デンゼルの額に口付けて、その額に見入り、前髪をそっと撫で付けると彼ははにかんだような笑顔を見せた。

「ああ!マリンも!」

「はいはい」

『わたし』でしょ?と優しく嗜められるとマリンはぺろりと小さく舌をだし、幸せそうに頭を撫でてもらっている。
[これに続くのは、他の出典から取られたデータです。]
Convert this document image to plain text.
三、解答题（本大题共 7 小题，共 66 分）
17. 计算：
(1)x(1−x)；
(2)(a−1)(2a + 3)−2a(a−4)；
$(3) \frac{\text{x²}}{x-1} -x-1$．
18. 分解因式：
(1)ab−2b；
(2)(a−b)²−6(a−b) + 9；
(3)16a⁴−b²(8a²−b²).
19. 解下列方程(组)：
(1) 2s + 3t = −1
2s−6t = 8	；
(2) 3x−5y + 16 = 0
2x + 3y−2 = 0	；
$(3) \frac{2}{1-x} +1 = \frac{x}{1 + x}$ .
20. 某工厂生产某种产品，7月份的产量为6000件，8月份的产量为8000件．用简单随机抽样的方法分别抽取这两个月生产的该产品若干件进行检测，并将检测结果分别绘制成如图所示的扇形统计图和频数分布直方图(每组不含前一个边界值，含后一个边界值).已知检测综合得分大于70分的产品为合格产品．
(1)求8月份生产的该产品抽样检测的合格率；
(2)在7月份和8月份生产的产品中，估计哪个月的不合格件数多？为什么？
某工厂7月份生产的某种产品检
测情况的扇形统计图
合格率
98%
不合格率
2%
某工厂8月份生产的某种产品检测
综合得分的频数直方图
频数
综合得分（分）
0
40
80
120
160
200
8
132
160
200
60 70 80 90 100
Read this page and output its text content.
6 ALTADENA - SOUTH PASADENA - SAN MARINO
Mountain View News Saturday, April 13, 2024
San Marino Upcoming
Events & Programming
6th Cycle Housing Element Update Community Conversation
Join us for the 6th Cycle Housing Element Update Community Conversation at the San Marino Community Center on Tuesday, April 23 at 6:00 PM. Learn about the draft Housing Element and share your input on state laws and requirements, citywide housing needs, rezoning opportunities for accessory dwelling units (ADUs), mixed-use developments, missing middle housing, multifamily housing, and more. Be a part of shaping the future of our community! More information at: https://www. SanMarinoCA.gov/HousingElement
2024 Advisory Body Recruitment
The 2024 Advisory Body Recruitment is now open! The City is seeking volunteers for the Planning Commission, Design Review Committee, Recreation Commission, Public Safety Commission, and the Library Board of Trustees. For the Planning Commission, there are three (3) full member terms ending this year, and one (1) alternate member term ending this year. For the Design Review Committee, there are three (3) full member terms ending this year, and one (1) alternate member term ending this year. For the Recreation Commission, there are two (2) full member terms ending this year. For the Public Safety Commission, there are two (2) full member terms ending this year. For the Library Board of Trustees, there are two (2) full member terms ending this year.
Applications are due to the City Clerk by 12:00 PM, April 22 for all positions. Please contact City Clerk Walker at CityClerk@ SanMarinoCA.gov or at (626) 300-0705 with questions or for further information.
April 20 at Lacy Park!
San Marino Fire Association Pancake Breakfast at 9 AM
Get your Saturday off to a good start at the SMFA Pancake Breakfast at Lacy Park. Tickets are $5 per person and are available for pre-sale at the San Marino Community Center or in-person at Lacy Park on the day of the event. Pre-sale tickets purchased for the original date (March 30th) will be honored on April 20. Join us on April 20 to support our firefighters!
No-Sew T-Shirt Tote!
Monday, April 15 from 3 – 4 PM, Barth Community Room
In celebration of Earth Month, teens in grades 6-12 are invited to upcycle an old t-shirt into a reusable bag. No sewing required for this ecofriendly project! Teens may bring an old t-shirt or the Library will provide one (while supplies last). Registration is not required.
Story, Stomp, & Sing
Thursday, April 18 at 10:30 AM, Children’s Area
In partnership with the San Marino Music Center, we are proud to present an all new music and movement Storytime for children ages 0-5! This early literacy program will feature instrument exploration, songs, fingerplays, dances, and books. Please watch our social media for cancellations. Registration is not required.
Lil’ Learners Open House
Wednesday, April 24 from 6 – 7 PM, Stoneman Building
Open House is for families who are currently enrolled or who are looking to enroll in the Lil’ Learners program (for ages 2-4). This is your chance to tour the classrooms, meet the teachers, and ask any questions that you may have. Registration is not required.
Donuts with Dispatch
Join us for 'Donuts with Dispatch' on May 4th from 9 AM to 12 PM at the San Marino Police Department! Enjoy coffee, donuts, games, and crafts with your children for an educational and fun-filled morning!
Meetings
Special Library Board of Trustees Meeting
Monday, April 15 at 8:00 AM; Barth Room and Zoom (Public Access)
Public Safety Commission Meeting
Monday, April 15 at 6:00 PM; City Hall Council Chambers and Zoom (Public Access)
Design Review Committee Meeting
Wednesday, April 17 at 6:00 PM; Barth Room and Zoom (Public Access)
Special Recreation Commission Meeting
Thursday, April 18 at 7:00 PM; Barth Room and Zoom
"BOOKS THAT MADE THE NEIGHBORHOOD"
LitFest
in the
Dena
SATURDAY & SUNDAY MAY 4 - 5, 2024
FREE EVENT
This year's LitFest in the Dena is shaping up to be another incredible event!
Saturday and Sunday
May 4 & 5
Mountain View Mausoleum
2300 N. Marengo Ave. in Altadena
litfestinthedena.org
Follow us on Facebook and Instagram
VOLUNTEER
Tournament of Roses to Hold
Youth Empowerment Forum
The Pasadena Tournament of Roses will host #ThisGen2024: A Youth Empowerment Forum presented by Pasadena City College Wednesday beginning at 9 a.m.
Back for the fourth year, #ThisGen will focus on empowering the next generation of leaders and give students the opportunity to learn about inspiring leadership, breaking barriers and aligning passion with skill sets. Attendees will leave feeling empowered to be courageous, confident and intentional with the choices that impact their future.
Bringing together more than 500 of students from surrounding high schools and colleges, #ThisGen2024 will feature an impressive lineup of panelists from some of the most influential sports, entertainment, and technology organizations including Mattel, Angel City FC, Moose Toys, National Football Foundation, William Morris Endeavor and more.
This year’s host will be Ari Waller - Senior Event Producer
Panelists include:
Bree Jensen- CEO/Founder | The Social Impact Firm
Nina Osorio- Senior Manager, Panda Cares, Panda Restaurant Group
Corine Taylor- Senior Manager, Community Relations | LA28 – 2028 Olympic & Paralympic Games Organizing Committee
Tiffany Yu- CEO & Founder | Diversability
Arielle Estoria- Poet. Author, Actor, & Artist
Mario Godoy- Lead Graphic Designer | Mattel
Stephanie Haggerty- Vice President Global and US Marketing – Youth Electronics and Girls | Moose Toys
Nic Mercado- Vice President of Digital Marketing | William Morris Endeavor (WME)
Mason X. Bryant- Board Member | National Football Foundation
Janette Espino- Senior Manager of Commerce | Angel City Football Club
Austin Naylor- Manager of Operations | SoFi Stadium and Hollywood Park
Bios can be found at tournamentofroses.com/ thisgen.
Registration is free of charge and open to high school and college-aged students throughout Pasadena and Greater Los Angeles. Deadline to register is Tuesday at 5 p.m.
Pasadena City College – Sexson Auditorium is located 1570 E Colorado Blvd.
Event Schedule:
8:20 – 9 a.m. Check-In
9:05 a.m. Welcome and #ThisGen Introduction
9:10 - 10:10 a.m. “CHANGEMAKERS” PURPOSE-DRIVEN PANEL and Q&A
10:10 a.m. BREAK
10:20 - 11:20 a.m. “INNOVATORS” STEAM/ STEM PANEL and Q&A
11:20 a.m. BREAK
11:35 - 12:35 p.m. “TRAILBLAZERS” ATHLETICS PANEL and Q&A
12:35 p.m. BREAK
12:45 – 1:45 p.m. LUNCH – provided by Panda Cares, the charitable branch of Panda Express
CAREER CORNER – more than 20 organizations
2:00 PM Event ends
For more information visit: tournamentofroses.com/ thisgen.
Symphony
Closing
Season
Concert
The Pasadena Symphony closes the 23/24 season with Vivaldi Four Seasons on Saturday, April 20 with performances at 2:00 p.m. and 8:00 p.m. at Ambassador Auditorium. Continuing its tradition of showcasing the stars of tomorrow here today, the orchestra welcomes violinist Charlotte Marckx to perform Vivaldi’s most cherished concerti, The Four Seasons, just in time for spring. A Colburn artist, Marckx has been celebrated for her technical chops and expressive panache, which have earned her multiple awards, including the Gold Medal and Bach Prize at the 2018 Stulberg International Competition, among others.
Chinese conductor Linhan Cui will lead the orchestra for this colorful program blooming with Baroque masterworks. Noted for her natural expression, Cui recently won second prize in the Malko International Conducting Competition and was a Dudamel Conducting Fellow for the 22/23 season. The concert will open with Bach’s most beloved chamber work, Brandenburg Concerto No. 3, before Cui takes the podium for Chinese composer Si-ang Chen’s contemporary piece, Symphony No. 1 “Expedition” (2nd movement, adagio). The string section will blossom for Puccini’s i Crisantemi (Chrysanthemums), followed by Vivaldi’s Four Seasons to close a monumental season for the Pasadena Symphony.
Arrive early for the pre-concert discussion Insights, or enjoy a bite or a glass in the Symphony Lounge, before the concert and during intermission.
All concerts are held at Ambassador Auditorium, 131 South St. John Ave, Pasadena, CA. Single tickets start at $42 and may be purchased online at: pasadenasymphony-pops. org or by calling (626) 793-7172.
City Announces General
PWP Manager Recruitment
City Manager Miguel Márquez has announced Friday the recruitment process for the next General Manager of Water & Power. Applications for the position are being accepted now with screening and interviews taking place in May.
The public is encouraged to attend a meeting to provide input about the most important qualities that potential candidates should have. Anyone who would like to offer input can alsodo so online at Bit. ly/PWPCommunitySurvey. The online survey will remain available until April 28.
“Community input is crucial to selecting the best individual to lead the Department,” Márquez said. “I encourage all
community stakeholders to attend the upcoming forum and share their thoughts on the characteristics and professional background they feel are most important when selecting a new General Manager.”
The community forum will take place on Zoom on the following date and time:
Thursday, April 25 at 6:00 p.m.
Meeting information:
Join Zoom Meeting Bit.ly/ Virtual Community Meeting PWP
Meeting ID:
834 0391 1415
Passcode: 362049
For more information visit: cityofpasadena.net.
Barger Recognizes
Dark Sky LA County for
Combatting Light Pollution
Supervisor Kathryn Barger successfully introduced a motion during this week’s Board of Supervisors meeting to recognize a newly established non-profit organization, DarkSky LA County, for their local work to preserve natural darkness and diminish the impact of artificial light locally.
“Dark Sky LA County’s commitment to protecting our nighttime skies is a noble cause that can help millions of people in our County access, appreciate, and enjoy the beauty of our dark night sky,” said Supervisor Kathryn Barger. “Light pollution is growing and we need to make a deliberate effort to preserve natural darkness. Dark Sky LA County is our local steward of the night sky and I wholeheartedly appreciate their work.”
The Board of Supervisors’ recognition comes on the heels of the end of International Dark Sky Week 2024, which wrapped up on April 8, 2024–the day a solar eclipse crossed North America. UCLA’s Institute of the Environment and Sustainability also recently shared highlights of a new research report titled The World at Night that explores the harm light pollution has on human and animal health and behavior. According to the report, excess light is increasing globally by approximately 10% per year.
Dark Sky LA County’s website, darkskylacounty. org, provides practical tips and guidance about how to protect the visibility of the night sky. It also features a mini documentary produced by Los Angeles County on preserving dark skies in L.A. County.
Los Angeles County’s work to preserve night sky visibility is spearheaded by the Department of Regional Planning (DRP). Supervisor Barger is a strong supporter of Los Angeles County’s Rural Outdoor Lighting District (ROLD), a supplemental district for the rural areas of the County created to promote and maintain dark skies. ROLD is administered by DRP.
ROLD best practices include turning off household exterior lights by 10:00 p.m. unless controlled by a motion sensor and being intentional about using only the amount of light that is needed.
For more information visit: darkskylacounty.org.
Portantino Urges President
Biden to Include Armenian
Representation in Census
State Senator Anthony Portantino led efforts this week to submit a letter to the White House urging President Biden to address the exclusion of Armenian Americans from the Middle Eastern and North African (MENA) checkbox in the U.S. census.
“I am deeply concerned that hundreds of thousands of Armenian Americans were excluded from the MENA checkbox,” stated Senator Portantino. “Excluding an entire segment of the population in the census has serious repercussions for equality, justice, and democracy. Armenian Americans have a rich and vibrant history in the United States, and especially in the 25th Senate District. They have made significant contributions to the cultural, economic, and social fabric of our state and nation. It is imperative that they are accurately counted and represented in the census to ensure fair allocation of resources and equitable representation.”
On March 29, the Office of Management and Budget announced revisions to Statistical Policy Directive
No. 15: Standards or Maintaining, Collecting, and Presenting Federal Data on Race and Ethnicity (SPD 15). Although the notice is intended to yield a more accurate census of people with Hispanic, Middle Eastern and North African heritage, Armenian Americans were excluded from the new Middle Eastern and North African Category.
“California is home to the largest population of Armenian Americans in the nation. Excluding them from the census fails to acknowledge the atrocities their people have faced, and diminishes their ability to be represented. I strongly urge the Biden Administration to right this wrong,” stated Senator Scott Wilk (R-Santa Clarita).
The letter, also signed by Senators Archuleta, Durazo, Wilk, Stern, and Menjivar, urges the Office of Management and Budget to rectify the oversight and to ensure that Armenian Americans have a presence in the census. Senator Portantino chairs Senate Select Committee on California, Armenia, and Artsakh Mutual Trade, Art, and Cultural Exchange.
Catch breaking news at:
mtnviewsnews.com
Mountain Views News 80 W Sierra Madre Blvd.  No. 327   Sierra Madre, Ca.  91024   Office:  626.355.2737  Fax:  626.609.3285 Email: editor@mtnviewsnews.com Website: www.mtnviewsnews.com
クラウドがそんな光景を目を細めてみているとデンゼルがにわかに発言した。

「クラウドもしてもらえば?」

ティファはぎょっとして振り返った。

「…そうだな、もらっとくか」

「ちょっ…」

「あ、鍋が」

クラウドが指をさすとデンゼルがその先にあるスープの鍋に視線を移す。

「うわぁ、こぼれちゃう!」

マリンがコンロの火を止めに走った。

「ふぅ、危なかった…あれ?クラウド」

デンゼルが見上げるとクラウドがスープ皿を手になんだ?、と聞き返してきた。

「撫でてもらった?」

「大人だから我慢した」

我慢した割には嬉しそうなクラウドと、背後で耳まで赤くなりながらカラトリーを用意するティファを交互に見つめ、マリンとデンゼルは一緒に首を傾げた。



「なあ、ティファ」

パンをほおばりながらデンゼルは呟いた。

「ん?スープのおかわり?」

空になった皿に手を伸ばしながらティファはデンゼルを見つめた。

「…今日はクラウドと寝てやってよ」

持ち上げかけた皿を取り落としそうになってティファは慌てる。

「な…」

「クラウド、昨日も我慢したもんな」

「そうだよね、今日は私たちが我慢する番よね」

マリンと頷き合うと『お願い』の瞳で見上げてくる。

あまつさえ隣でコーヒーに口をつけていたクラウドまでもがその蒼い瞳で同じように見上げてきた。

「も、もう…しょうがないな…」

仕方なくそう呟くとデンゼルが嬉しそうに笑った。

「良かったな!クラウド」

「ああ、嬉しいよ」

カップをテーブルに置くと片手を口元に当ててくくく、と体を折り曲げて笑い出すクラウドをティファは真っ赤になった頬で睨みつけた。



笑い声が響く朝。


こんな朝をこれから何度も迎えていこう。


何度も。


いつまでも。






FIN

ACED直後のもうひとつのお話。
最後の二人で微笑み合うシーンで「なにもかも解り合う」という解釈も好きですが…。
蟠りはすっきりはっきりさせて、もう二度と迷わないで欲しいものです。
クラウドの独白はワタクシの勝手な妄想ですとも。はい。
でもティファはまだ納得はしてません。クラウドを信じていないわけではありませんが、
人間、心の奥底までなんて判らないものです。
本人だってそうです。
それをそのままひっくるめて共に在る、というのも…愛、ですよ。愛(照れ)
しかし、自分で書いといてなんですが、ベッドの中での言葉なんて信じられるものですかいね!どかーん。